Catégorie : Statut

  • Entre-deux

    Entre deux projets, il y a le vide. Le vide et l’attente. C’est une attente qui n’a pas de visage, pas de forme. On attend. « Qu’attends-tu ?
    —Je ne sais pas.
    — Comment sauras-tu que tu as fini d’attendre ? »

    Haussement d’épaules. Je le saurai parce que je serai à nouveau entraîné par l’évidence de la clarté, comme un élan qui m’emportera et donnera sens au quotidien.

    En attendant, je savoure les petites choses. Réparer un four, regarder la pluie tomber, écouter le chant des oiseaux, apprendre de nouvelles choses. J’ai conduit un scooter pour la première fois le mois dernier, et je me suis mis au Kung fu, comme Marina dans Semaines Père.

    Recommencer à écrire. Même pour dire que je n’ai rien à écrire — alors que j’ai tant à écrire ! Plus d’histoires que je n’arrive à en produire !

    Je cherche quelque chose comme une justesse qui n’existe pas. Ou plutôt, qui existe mais en mouvement constant. Elle s’éloigne, se rapproche, s’éloigne à nouveau. Je ne cherche plus à l’atteindre. J’apprends à ne plus la convoiter. À accepter ce qui se présente et à l’apprécier. Les histoires vivent ensuite leur vie avec les lecteurs.

    Dans cet entre-deux, ce n’est pas la justesse que j’attends, c’est le prochain élan sur lequel elle cherchera à se greffer. C’est comme un état de flottement que je peux accompagner d’une réflexion consciente, de décisions intentionnelles : qu’ai-je envie de créer maintenant ? Où est le prochain défi que je veux relever ?

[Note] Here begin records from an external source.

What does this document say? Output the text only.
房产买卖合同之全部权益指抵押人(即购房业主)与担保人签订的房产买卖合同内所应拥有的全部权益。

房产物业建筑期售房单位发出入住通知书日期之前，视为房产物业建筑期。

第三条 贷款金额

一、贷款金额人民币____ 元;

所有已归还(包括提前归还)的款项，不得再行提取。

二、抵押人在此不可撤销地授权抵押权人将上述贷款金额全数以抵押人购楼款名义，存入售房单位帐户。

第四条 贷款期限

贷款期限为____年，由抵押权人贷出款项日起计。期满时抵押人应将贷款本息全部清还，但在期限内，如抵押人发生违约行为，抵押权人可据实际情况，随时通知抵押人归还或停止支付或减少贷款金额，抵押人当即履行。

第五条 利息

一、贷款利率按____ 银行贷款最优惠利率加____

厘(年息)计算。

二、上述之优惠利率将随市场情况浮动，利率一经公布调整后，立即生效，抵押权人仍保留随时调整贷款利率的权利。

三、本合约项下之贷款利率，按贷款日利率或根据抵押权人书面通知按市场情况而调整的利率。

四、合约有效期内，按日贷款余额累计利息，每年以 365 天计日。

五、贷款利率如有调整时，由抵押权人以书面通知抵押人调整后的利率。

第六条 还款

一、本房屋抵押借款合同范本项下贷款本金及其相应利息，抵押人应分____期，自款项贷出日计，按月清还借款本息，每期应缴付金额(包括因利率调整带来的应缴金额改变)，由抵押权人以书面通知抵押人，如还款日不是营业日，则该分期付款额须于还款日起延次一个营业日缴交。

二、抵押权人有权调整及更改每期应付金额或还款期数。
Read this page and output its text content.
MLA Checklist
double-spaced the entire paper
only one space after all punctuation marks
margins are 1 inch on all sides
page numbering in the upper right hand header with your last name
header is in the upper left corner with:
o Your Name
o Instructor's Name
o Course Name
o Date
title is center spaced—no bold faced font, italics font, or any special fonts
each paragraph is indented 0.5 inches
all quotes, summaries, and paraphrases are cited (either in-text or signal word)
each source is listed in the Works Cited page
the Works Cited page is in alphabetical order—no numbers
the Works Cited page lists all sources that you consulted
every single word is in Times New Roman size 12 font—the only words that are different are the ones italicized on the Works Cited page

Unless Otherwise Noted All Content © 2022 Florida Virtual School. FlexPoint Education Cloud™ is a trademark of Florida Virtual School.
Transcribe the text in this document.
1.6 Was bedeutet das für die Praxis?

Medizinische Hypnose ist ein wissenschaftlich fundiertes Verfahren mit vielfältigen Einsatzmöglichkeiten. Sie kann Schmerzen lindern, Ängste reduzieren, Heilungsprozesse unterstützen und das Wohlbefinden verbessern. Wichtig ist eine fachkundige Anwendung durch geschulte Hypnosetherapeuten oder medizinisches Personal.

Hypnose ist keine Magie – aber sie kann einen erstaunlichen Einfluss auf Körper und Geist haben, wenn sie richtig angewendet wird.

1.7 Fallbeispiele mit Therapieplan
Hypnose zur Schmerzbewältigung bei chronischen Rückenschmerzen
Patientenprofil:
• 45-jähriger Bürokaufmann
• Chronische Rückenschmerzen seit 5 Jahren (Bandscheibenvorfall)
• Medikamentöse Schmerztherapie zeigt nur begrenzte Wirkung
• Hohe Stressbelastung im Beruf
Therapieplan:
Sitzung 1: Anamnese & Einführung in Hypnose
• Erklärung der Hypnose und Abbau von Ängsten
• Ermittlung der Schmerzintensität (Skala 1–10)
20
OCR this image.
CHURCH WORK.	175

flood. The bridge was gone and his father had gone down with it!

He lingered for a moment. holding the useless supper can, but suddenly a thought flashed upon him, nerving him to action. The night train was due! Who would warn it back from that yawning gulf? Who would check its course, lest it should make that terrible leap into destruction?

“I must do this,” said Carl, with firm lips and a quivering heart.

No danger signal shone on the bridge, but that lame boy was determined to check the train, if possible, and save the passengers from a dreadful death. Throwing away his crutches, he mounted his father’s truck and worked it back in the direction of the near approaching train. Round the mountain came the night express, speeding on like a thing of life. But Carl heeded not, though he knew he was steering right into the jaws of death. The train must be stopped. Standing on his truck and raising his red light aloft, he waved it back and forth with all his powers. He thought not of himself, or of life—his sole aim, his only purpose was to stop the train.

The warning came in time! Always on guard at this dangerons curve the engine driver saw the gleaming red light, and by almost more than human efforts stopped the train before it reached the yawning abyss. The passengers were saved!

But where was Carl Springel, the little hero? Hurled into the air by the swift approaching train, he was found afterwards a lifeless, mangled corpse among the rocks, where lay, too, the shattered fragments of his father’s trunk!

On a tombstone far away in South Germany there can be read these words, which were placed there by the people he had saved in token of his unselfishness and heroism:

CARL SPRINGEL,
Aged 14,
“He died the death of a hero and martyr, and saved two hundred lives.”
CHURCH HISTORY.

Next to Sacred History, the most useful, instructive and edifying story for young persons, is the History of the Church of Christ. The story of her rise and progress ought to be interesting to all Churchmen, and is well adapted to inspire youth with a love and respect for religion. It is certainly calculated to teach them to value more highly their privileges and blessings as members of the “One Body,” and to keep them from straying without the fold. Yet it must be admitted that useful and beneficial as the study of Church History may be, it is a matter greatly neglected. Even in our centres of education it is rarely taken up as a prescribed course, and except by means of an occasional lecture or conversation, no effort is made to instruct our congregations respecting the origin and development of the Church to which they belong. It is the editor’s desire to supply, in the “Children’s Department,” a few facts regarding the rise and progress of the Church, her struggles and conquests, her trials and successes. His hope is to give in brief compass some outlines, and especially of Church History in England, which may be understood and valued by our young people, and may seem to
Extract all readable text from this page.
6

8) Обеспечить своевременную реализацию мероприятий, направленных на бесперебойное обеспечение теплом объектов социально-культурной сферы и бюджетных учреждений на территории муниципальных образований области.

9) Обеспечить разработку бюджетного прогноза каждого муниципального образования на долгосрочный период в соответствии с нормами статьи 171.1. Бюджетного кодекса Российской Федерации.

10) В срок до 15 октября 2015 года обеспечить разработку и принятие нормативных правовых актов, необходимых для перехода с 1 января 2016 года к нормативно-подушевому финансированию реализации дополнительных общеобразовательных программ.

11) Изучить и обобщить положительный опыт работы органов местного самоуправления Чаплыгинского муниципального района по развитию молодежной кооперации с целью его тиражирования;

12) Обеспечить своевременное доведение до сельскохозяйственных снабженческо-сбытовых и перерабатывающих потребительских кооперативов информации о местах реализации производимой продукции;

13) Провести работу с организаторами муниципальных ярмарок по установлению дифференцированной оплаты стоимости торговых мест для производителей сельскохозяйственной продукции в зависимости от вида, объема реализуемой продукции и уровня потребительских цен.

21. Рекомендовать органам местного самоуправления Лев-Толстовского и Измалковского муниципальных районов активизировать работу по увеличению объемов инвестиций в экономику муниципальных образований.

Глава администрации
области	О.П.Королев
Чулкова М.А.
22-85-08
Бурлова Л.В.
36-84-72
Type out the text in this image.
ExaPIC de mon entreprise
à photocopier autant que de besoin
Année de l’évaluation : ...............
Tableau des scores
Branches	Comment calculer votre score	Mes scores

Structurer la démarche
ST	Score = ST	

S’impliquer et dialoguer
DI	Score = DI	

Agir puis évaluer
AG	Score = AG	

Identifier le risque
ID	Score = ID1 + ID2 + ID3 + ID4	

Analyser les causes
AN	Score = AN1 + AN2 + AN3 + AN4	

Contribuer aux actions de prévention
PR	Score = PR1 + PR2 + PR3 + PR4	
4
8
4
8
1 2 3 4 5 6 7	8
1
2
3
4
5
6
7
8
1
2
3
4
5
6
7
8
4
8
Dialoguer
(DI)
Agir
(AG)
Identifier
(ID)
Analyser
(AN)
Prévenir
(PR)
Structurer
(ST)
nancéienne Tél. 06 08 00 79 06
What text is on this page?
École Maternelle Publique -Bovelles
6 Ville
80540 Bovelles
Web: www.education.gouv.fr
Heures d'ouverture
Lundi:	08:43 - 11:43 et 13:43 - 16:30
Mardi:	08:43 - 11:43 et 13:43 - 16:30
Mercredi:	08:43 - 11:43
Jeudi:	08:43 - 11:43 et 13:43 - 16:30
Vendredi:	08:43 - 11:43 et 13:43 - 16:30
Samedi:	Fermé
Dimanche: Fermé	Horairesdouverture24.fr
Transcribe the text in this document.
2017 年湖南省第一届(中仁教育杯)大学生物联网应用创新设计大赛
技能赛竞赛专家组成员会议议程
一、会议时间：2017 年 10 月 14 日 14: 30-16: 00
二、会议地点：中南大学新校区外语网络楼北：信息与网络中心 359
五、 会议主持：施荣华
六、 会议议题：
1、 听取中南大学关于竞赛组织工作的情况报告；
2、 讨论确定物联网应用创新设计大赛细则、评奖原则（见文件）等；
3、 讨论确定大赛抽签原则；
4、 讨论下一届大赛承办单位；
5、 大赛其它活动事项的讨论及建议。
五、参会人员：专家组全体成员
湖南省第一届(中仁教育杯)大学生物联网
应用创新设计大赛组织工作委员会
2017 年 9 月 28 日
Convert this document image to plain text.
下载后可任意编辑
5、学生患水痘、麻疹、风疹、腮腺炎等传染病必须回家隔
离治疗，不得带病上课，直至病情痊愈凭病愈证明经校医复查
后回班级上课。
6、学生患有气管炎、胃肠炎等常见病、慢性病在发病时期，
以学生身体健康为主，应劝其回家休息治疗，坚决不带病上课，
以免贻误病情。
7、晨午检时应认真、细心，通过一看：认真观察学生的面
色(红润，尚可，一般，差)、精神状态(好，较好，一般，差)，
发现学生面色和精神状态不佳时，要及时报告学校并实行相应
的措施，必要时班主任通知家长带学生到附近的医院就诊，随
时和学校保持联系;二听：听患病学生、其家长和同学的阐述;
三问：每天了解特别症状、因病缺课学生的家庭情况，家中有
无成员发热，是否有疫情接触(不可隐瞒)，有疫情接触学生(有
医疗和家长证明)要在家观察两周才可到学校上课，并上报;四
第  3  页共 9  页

    Après avoir fait sauter plusieurs des verrous qui gardaient ma créativité enchaînée, vers quelles expériences ai-je envie d’aller ?

    C’est tout l’enjeu de cette rentrée.

  • 2023 08 17

    23088 mots en 12 jours.

    De grandes étendues de nature où me dépenser après mes intenses séances d’écriture.

    Encore 12 jours. Midpoint de ma retraite (pas du projet, là, c’est le dernier sprint. 5 mois de travail non stop, 20 épisodes par mois à part en juillet où je n’en ai écrit que 10.)

    C’est la première fois que je porte un projet d’une telle ampleur. Tout ce qui a précédé m’a préparé à pouvoir l’honorer.

    Midpoint aussi de ma vie. On le sait depuis 18 mois, que je suis en brouillon.

    Je n’ai jamais été aussi proche de vivre ma vie telle que je la rêvais.

    J’ai commencé comme ça, par une année sabbatique. 9 mois consacrés à la rédaction de mon premier roman. Full time.

    Maintenant comme à l’époque, ça ne suffit pas.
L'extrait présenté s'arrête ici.